Я попытался спрятать бумагу, но тщетно.
– Покажите письмо, – потребовал ангел.
– Это исключено.
– Вы уверены?
– Абсолютно!
– В таком случае прочтите мне его, пожалуйста.
Я вынужден был уступить. Но про себя твердо решил, что неудачные пассажи вслух зачитывать не стану.
– «Голубка моя!..»
– Ого!
– «…Я должен сообщить тебе нечто неприятное. Дело в том, что я уже мертв! Хотя в чем вообще состоит разница между жизнью и смертью? Я и сейчас могу прийти к тебе в любой день и час, стоит только пожелать. Правда, ты теперь прийти ко мне уже не сможешь, и это не слишком удобно, верно? Зато с нами теперь все будет гораздо проще! Когда я был еще жив, мы, сами того не замечая, частенько раздваивались, и нас становилось четверо. Под конец мы с тобой совсем запутались: где здесь ты, где я, где твой образ, живущий в моем сердце, где мой образ, созданный тобою? Все это страшно смущало. Но теперь ничего подобного уже не произойдет. Так что ты, пожалуйста, не печалься особо о моей кончине. Как сказал один поэт[9], живые и мертвые – словно две стороны одной монеты: так безнадежно далеки и в то же время так близки друг другу…»

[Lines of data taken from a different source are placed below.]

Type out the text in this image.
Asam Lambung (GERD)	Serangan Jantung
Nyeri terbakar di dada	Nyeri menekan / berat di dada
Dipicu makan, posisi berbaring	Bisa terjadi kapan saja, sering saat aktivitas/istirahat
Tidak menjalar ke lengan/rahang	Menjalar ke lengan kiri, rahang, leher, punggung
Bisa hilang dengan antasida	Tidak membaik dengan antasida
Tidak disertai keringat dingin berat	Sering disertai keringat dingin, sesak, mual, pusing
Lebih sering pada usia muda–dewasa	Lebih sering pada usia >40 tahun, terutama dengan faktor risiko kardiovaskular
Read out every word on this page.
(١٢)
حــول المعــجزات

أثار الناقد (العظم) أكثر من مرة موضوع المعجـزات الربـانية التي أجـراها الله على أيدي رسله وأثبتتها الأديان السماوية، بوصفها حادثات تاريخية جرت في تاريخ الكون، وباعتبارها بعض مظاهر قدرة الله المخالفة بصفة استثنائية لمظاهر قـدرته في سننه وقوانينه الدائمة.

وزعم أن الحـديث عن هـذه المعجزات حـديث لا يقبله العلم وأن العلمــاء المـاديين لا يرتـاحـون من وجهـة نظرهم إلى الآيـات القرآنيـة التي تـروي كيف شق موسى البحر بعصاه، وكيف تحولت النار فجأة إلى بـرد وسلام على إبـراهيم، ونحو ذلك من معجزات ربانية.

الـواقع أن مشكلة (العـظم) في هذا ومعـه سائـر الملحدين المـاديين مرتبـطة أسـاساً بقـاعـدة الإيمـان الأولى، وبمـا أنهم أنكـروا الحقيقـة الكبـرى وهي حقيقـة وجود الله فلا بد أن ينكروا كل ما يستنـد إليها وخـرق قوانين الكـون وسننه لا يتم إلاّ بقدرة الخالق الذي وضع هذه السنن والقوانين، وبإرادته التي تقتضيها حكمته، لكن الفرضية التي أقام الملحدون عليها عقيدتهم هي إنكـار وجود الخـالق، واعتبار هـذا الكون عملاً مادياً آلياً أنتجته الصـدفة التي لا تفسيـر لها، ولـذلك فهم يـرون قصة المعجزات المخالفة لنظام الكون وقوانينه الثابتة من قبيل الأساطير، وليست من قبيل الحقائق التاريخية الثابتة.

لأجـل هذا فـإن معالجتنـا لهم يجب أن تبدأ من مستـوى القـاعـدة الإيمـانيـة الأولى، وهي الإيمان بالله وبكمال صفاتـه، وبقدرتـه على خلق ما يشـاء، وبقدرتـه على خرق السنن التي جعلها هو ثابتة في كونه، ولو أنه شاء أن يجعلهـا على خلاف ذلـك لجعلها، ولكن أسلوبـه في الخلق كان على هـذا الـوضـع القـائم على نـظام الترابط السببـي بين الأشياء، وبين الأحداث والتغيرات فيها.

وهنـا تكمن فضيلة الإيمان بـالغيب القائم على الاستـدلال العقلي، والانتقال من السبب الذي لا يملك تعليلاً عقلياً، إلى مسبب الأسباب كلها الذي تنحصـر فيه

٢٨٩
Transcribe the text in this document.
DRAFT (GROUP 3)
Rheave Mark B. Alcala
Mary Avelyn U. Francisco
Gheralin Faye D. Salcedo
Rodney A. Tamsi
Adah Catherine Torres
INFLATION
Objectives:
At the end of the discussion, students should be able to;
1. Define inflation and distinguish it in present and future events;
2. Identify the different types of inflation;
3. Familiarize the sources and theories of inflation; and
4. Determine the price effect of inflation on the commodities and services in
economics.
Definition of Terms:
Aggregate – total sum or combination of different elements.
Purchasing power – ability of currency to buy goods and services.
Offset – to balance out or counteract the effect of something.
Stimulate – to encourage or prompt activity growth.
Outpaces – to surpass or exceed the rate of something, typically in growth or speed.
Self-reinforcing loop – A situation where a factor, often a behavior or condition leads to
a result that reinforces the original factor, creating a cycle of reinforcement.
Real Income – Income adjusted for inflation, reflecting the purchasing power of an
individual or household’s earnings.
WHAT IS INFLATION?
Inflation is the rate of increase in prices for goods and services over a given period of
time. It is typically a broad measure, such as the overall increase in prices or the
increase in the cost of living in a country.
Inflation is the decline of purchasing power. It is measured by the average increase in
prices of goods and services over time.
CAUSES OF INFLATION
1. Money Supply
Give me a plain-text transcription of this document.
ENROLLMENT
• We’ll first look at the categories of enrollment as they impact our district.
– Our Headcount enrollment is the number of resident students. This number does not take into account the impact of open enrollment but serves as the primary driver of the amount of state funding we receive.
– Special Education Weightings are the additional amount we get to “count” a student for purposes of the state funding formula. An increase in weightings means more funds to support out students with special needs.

Я дочитал письмо. Ангела заинтересовало, похоже, не столько само послание, сколько его адресат:
– И где сейчас ваша возлюбленная?
– В подвале здания «Парадайз»…
– Надо же, стало быть, у рая тоже есть подвал? И что она там делает?.. Дайте-ка угадаю. В баре работает?
– Все верно, в баре «Блу берд»[10]. – Я невольно улыбнулся.
– А сколько ей лет?
– Думаю, лет девятнадцать.
– И давно вы с ней знакомы?
– Да целую вечность уже, не меньше!.. По крайней мере, мне так кажется…
На первом же нашем рандеву мы с ней условились: давай-ка посмотрим, кто из нас двоих сумеет причинить другому больше страданий. И потому, например, девушка моя не раз и не два – как можно предположить – отказывалась от идеи написать мне, ибо по собственному опыту прекрасно знала, как тяжело подолгу, втуне ждать писем любимого.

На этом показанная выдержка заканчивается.